For the financial year ending June 2015, Australia's Qantas Group has recorded an underlying profit before tax of AU$975 million, up more than AU$1.6 billion from the same time last year, when a loss of AU$646 million hit the flying kangaroo.
Over the course of the financial year, Qantas said it continued the rollout of new technology, including SMS check-in, a new system to improve handling of flight delays, as well as a mobile travel app.
Last year, the country's national airline took a loss of $646 million, but made grand plans to focus on the enhancement of efficiency through the employment of new technology across all of its business sectors.
The airline's 10.8 million member loyalty program, Qantas Loyalty -- a stand-alone business that provides services to the airline as well as to external companies -- recorded an underlying earnings before interests and taxes (EBIT) of AU$315 million, up 10 percent year-on-year.
Red Planet, the airline's loyalty offering that provides companies the opportunity to leverage Qantas' data, delivered profits within its first year, the company said. According to Qantas, Red Planet focuses on data driven online targeting, analytics and consumer insight, as well as customer research-focused.
Also impacting on the results of the company's loyalty sector was the 51 percent controlling stake it obtained in actuarial and data analytics consulting firm, Taylor Fry.
In April, Qantas continued its technology spending, deploying its website on Amazon Web Services as part of company's next phase of shifting workloads into the cloud.
In the year ahead, chief executive Alan Joyce told shareholders that Qantas' domestic area of focus is the continual investment in online and mobile technology across customer touchpoints, intended to deliver customer experience that also returns a revenue premium. Its international areas of focus include the leveraging of technology with the new PROS revenue management system, which employs flight data for analysis and insight.
Qantas also said it intends to acquire eight Boeing 787-9 aircraft in the 2017 calendar year to replace the 747s currently in use.
"New aircraft types have always unlocked opportunities for Qantas," the company said. "For customers, the Qantas Dreamliner's improved cabin pressure, larger windows, and technology to reduce turbulence will deliver the world's best travel experience."
With an investment in new technology and B787 fleet rollout, Qantas' budget airline, Jetstar, reported an underlying EBIT of AU$230 million, a turnaround of AU$346 million year-on-year.
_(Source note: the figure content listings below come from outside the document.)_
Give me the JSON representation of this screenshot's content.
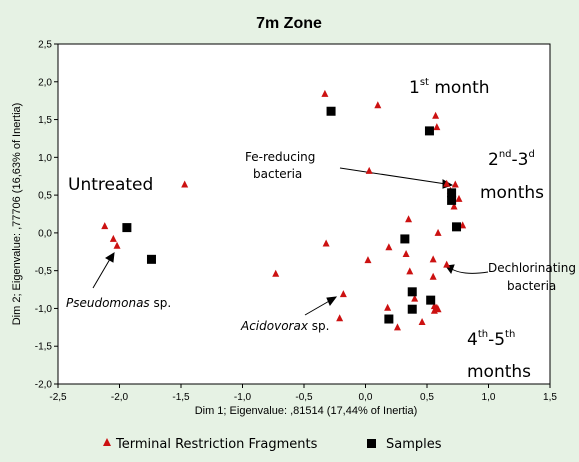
{
  "chart_data": {
    "type": "scatter",
    "title": "7m Zone",
    "xlabel": "Dim 1; Eigenvalue: ,81514 (17,44% of Inertia)",
    "ylabel": "Dim 2; Eigenvalue: ,77706 (16,63% of Inertia)",
    "xlim": [
      -2.5,
      1.5
    ],
    "ylim": [
      -2.0,
      2.5
    ],
    "x_ticks": [
      "-2,5",
      "-2,0",
      "-1,5",
      "-1,0",
      "-0,5",
      "0,0",
      "0,5",
      "1,0",
      "1,5"
    ],
    "y_ticks": [
      "2,5",
      "2,0",
      "1,5",
      "1,0",
      "0,5",
      "0,0",
      "-0,5",
      "-1,0",
      "-1,5",
      "-2,0"
    ],
    "grid": false,
    "legend_position": "bottom",
    "series": [
      {
        "name": "Terminal Restriction Fragments",
        "marker": "triangle",
        "color": "#cc1111",
        "points": [
          [
            -2.12,
            0.09
          ],
          [
            -2.05,
            -0.08
          ],
          [
            -2.02,
            -0.17
          ],
          [
            -1.47,
            0.64
          ],
          [
            -0.73,
            -0.54
          ],
          [
            -0.33,
            1.84
          ],
          [
            -0.32,
            -0.14
          ],
          [
            -0.18,
            -0.81
          ],
          [
            -0.21,
            -1.13
          ],
          [
            0.03,
            0.82
          ],
          [
            0.1,
            1.69
          ],
          [
            0.02,
            -0.36
          ],
          [
            0.19,
            -0.19
          ],
          [
            0.18,
            -0.99
          ],
          [
            0.26,
            -1.25
          ],
          [
            0.33,
            -0.28
          ],
          [
            0.35,
            0.18
          ],
          [
            0.36,
            -0.51
          ],
          [
            0.4,
            -0.87
          ],
          [
            0.46,
            -1.18
          ],
          [
            0.55,
            -0.35
          ],
          [
            0.55,
            -0.58
          ],
          [
            0.56,
            -1.03
          ],
          [
            0.57,
            1.55
          ],
          [
            0.58,
            1.4
          ],
          [
            0.58,
            -0.99
          ],
          [
            0.59,
            0.0
          ],
          [
            0.66,
            0.65
          ],
          [
            0.66,
            -0.42
          ],
          [
            0.69,
            0.56
          ],
          [
            0.72,
            0.35
          ],
          [
            0.73,
            0.64
          ],
          [
            0.76,
            0.45
          ],
          [
            0.79,
            0.1
          ],
          [
            0.56,
            -0.97
          ],
          [
            0.59,
            -1.01
          ]
        ]
      },
      {
        "name": "Samples",
        "marker": "square",
        "color": "#000000",
        "points": [
          [
            -1.94,
            0.07
          ],
          [
            -1.74,
            -0.35
          ],
          [
            -0.28,
            1.61
          ],
          [
            0.52,
            1.35
          ],
          [
            0.32,
            -0.08
          ],
          [
            0.7,
            0.53
          ],
          [
            0.7,
            0.43
          ],
          [
            0.74,
            0.08
          ],
          [
            0.38,
            -0.78
          ],
          [
            0.53,
            -0.89
          ],
          [
            0.19,
            -1.14
          ],
          [
            0.38,
            -1.01
          ]
        ]
      }
    ],
    "annotations": {
      "month1_prefix": "1",
      "month1_sup": "st",
      "month1_suffix": " month",
      "month23_a": "2",
      "month23_a_sup": "nd",
      "month23_b": "-3",
      "month23_b_sup": "d",
      "month23_line2": "months",
      "month45_a": "4",
      "month45_a_sup": "th",
      "month45_b": "-5",
      "month45_b_sup": "th",
      "month45_line2": "months",
      "untreated": "Untreated",
      "fe_line1": "Fe-reducing",
      "fe_line2": "bacteria",
      "dechl_line1": "Dechlorinating",
      "dechl_line2": "bacteria",
      "pseudomonas": "Pseudomonas",
      "pseudomonas_suffix": " sp.",
      "acidovorax": "Acidovorax",
      "acidovorax_suffix": " sp."
    },
    "legend": {
      "trf_label": "Terminal Restriction Fragments",
      "samples_label": "Samples"
    }
  }
}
Jetstar New Zealand was profitable for the first time since its inception, and according to the company, Jetstar's 2014/2015 financial accounts include a AU$21 million write-off of the Jetstar Hong Kong business, after the Hong Kong Air Transport Licensing Authority rejected the airline's application. The write-off was recognised outside of underlying EBIT, Qantas reported.
Jetstar introduced an automated bag drop function and a digitalised kiosk check-in in FY15. On the cards for the upcoming financial year, Jetstar said it will invest in a next-generation booking engine, and online retailing capabilities to drive its FY16 revenue growth.
The company said that both Qantas and Jetstar will be re-launching websites in 2016.
Qantas also announced on Thursday morning that it intends to distribute its AU$505 million surplus capital to shareholders, providing shareholders approve the decision at the company's annual general meeting in October.